Osip Notovich was a Russian author, journalist, and publisher. He was born into a Jewish family in the city of Taganrog, studied at the Taganrog Boys' Gymnasium, and graduated from the law faculty of the Saint Petersburg University. In 1873-1874, he was the publisher and editor of the newspaper Novoe Vremya. In 1876 he acquired the newspaper Novosti, which he transformed into a political tribune.

==Career==
Notovich was the author of Historical review of Russian publishing legislature ("Исторический очерк русского законодательства о печати"), which was published in Saint Petersburg in 1873 and 1893. He also published several philosophical essays, including "Some philosophy" ("Немножко философии", 1886), "Some more philosophy" ("Еще немножко философии", 1886), and "Love and beauty" ("Любовь и Красота", 1888), that were later translated into German and French.

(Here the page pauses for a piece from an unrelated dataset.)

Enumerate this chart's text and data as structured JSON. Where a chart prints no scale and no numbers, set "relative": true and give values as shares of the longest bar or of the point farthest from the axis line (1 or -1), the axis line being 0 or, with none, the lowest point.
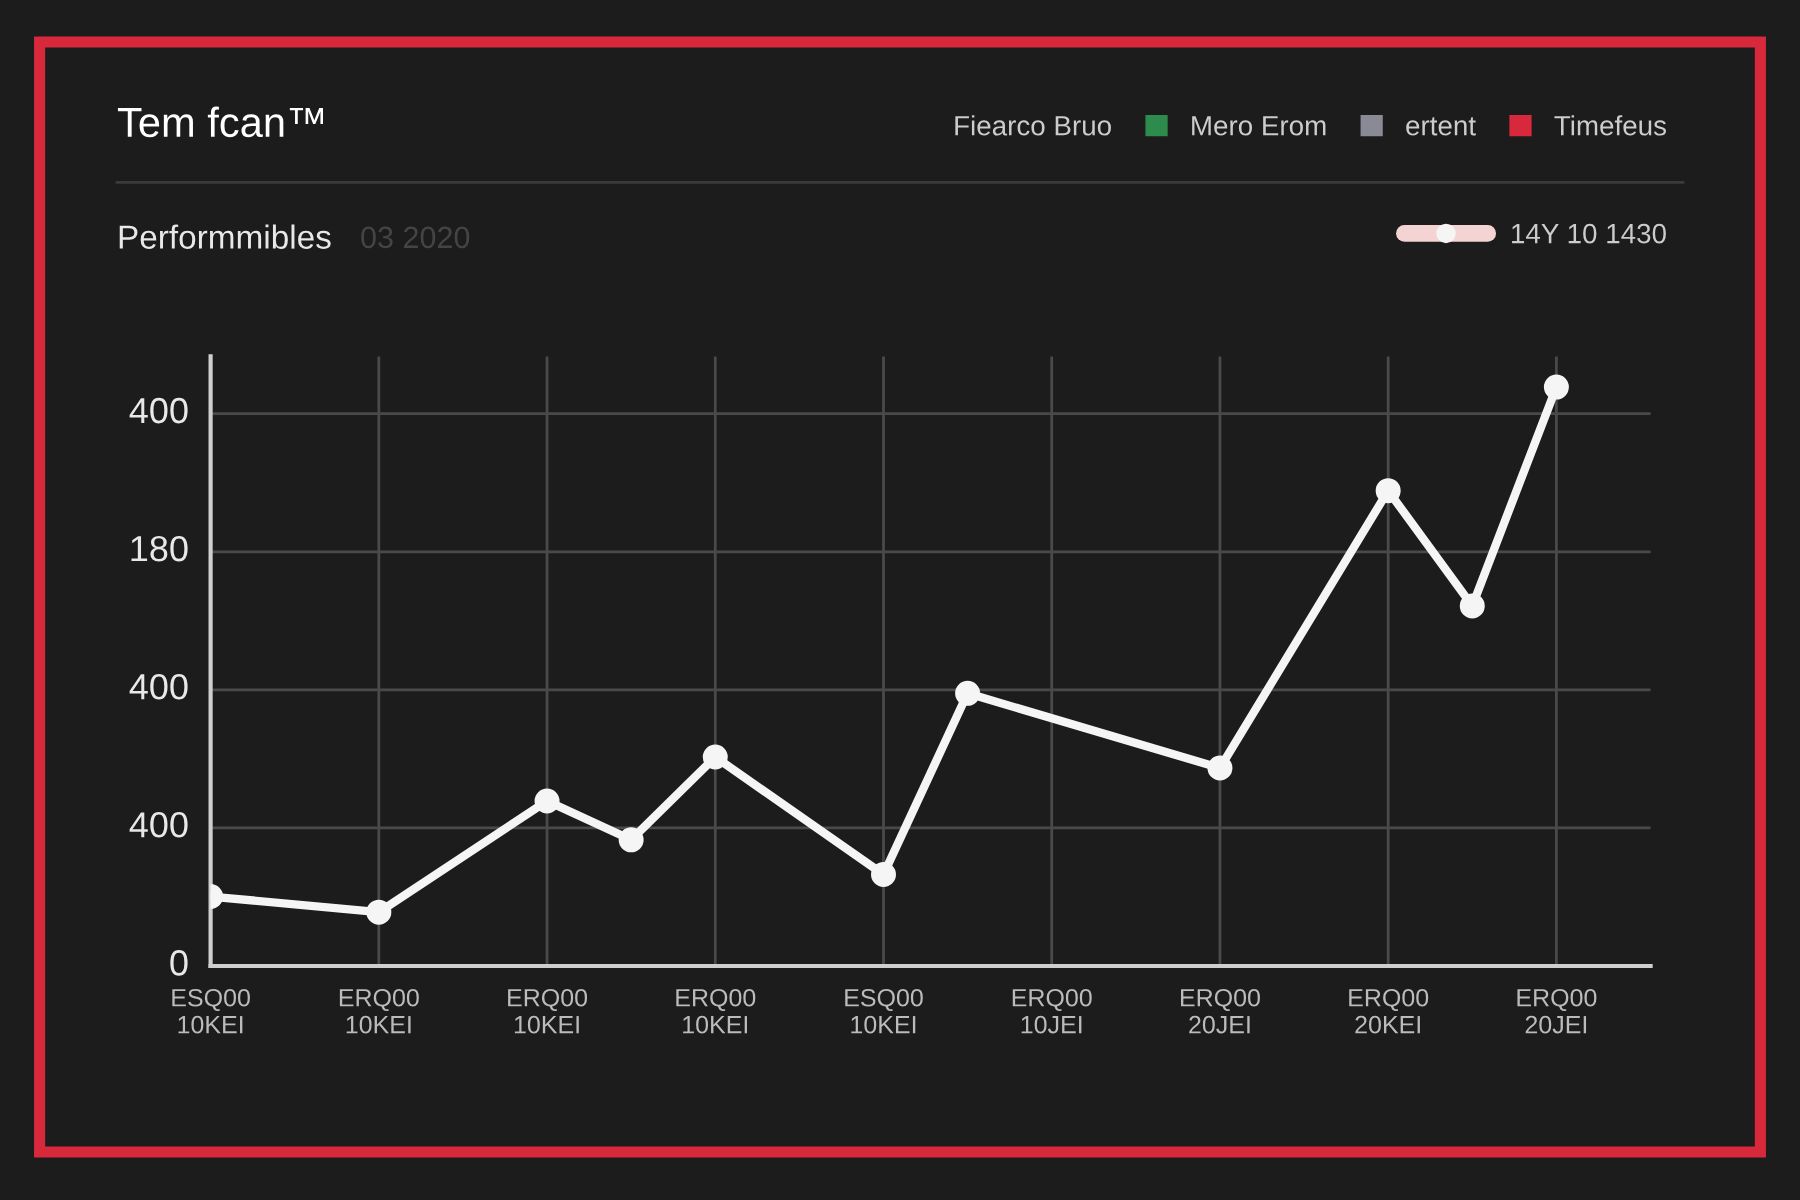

In 1874, Notovich published the popular History of Civilization in England by Henry Thomas Buckle. As a playwright, his works included Marriage and Divorce or Transitional Times ("Брак и развод" или "Переходное время"), Shady Business ("Темное дело"), Daughter ("Дочь"), No Exit ("Без выхода"), Surprise ("Сюрприз"), and The Rejected ("Отверженный"). Some of these plays were staged in theaters in Saint Petersburg and Moscow.